A note on paradigm-based research
Traditional research theory teaches that science evolves over a long term. Cumulative evidence eventually leads to paradigm shifts that change our models of thought (Kuhn). At the same time, experimental results can never prove a theory, but provide evidence for or against a theory (falsification, Popper). While replication of a study may increase our confidence in its results, this does not necessarily make the results a closer approximation to truth. Yet, we provide new datapoints that challenge previous interpretations (models) and lead us to better understand the uncertanties involved.
Bayesian theory embraces this function of certainty and uncertainty. It can be argued that null-hypothesis testing leads to a dichotomous scientific worldview (true / false). On the other hand, Bayesian statistics allow a view based on probabilities for or against a clearly defined model, relative to the current state of evidence. This also requires the researcher to specifically define an alternative model (paradigm), i.e. to ask the right questions.
Commit yourself: sign a declaration
A model from several open science symposia has been to sign a declaration of intention. Such a declaration would entail that in the future, the signing parties will commit to open science practices in their work. Such statements are embracing the responsibility of individual researchers to work under high qualitative standards.

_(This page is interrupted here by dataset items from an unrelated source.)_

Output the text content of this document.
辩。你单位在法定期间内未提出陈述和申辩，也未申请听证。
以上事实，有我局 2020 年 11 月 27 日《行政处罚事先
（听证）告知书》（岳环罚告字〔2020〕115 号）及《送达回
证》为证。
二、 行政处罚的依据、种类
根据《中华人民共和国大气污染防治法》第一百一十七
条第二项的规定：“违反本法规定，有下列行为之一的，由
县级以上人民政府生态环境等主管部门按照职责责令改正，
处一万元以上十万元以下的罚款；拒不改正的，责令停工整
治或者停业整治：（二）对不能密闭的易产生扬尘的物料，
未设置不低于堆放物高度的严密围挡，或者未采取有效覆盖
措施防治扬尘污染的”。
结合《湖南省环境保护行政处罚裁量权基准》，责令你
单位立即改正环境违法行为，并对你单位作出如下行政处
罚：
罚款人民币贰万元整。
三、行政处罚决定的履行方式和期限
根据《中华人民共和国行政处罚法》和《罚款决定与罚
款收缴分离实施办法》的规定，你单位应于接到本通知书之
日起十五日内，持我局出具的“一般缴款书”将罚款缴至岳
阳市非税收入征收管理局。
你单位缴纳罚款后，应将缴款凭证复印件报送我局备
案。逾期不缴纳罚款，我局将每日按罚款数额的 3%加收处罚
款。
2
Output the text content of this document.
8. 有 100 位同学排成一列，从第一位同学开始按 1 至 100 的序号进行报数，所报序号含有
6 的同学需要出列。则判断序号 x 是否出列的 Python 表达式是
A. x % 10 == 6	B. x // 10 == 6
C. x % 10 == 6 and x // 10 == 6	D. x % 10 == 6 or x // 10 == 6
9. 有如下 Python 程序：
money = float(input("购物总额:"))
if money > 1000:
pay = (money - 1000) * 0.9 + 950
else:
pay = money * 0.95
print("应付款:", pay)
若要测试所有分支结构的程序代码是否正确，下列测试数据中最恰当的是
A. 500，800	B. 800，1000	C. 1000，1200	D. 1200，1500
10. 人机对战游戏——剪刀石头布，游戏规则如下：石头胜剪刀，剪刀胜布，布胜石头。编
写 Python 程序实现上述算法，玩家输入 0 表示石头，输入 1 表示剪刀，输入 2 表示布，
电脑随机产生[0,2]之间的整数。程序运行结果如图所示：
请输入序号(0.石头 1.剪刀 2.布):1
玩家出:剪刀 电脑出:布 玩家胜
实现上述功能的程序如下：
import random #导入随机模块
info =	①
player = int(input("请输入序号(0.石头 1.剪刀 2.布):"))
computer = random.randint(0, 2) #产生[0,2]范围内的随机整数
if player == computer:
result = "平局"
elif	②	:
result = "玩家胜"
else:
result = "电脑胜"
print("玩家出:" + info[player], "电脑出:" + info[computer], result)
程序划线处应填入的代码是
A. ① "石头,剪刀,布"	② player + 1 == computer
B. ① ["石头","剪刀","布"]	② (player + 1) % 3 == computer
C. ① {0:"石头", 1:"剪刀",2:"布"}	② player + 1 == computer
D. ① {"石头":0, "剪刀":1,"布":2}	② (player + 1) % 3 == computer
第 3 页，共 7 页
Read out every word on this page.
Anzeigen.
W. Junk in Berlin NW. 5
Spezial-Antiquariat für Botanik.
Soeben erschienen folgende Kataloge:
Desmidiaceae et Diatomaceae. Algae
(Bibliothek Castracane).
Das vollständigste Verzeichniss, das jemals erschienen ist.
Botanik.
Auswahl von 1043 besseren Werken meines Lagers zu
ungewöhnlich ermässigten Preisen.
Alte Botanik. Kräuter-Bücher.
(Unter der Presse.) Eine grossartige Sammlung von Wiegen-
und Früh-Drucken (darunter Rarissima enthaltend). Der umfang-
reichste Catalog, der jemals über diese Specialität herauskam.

A team of researchers at LMU Munich around Felix Schoenbrodt have published an open statement Voluntary Commitment to Research Transparency and Open Science (blog | OSF) that can be used to signal to yourself and other researchers/co-authors: I’m determined. See for yourself, and make your commitment!
Changelog
August 31, 2015: Added note on paradigm-based research after discussion of the post with @markomanka.
September 28, 2015: Added ‘sign a declaration’ at suggestion of @nicebread303.